Pelli called the creation of a new park, “a fantastic asset for the city,” – large enough to accommodate multiple activities. The park would also be planted to attract birds and become a natural habitat The Pelli proposal would also reduce emissions by enclosing busses in glass and using filters to remove pollutants. He said his firm takes sustainability seriously and the design would reduce energy consumption by about 38 percent. A unique component of the Pelli-Hines plan would be a water management system that traps rainwater as well as grey water from the building.

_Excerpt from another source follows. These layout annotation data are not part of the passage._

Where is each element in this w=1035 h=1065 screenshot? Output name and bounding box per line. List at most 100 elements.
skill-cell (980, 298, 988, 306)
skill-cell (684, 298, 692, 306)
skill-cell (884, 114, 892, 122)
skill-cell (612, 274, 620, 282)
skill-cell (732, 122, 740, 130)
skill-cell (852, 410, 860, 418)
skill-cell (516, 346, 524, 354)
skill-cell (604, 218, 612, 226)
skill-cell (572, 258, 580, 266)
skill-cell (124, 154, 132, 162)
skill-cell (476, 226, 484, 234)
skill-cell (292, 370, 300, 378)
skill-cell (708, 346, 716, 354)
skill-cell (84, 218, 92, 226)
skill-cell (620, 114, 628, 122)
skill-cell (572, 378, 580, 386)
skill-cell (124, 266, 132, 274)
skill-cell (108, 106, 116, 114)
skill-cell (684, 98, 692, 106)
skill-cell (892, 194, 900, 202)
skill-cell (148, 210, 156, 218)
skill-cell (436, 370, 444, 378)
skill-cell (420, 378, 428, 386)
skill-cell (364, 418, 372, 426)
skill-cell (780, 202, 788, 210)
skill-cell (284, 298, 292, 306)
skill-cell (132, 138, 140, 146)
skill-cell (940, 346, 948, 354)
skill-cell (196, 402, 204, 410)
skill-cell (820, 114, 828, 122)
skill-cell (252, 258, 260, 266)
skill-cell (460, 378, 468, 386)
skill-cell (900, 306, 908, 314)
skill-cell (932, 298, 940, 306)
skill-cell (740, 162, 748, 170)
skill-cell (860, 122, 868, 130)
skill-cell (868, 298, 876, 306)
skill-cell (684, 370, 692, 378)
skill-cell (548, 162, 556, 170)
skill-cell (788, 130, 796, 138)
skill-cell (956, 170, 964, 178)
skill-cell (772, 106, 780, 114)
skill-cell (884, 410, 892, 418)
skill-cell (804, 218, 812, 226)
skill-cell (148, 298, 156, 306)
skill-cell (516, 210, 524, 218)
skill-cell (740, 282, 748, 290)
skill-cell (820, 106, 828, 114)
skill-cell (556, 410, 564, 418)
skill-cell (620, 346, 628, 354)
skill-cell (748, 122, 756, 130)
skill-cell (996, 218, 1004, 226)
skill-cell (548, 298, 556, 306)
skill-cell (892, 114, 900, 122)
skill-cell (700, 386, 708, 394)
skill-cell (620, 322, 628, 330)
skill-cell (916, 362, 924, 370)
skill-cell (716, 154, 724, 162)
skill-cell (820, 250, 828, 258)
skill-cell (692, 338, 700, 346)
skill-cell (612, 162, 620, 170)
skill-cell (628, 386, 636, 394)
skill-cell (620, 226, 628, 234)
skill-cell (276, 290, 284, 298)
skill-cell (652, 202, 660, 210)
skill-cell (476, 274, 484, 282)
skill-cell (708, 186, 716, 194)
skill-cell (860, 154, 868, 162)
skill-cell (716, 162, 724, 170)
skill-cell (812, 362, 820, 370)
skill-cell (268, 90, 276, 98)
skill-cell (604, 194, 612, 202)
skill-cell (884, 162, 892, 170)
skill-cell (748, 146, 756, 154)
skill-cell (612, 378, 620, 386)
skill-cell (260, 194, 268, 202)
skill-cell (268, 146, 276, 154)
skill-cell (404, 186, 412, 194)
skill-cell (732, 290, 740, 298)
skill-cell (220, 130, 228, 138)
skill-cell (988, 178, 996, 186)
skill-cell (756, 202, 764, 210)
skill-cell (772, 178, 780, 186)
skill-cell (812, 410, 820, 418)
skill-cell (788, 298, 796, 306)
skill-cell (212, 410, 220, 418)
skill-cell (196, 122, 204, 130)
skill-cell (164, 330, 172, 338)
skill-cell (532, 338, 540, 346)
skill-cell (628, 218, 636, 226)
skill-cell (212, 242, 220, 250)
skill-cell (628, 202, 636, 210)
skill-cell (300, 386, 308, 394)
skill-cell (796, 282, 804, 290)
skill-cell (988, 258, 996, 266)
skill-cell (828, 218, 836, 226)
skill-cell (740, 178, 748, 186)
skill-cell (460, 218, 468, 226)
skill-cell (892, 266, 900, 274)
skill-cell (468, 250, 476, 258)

Walker said that the water would be released into a stream alongside the new park and taken through a series of environments including a salt-water marsh to naturally clean the water to be used to irrigate the park. He said Pelli had created a similar project in Sydney, Australia, and for Boeing in Washington State. The three proposed designs will be evaluated by the D/D Competition Jury, a nine-member panel with a broad spectrum of design and development expertise. The five-member TJPA Board will select the most qualified architect-developer team on Sept. 20. Construction is scheduled to be completed by 2014. Plans also call for extending Caltrain 1.3 miles from Fourth and King Streets into the new Transit Center. Construction of the Caltrain Downtown Rail Extension would be the second phase of the project, estimated to begin in 2012 and be completed and operational by 2018.

According to the TJPA, “… as a regional project whose benefits will reach far beyond San Francisco and the Bay Area, our regional partners have also have committed significant funding for this project as has the State and Federal Government, thanks to strong support from our elected officials.” The Transbay Transit Center/Caltrain Extension Project received $56.2 million in federal funding from the Federal surface transportation bill in August 2005.

The new Transbay Terminal is expected to cost about $3.14 billion. The project is funded through a combination of regional, state and federal money. Additionally, Proposition K, a half-cent sales tax extension for transportation passed by San Francisco voters in 2003, earmarked $270 million for the Transit Center. Regional Measure 2, which passed in 2004 and raised Bay Area bridge tolls, allocated $150 million in project funding. Additional funding may come if a statewide High-Speed Rail bond measure proposed for the Nov. 4, 2008 ballot passes.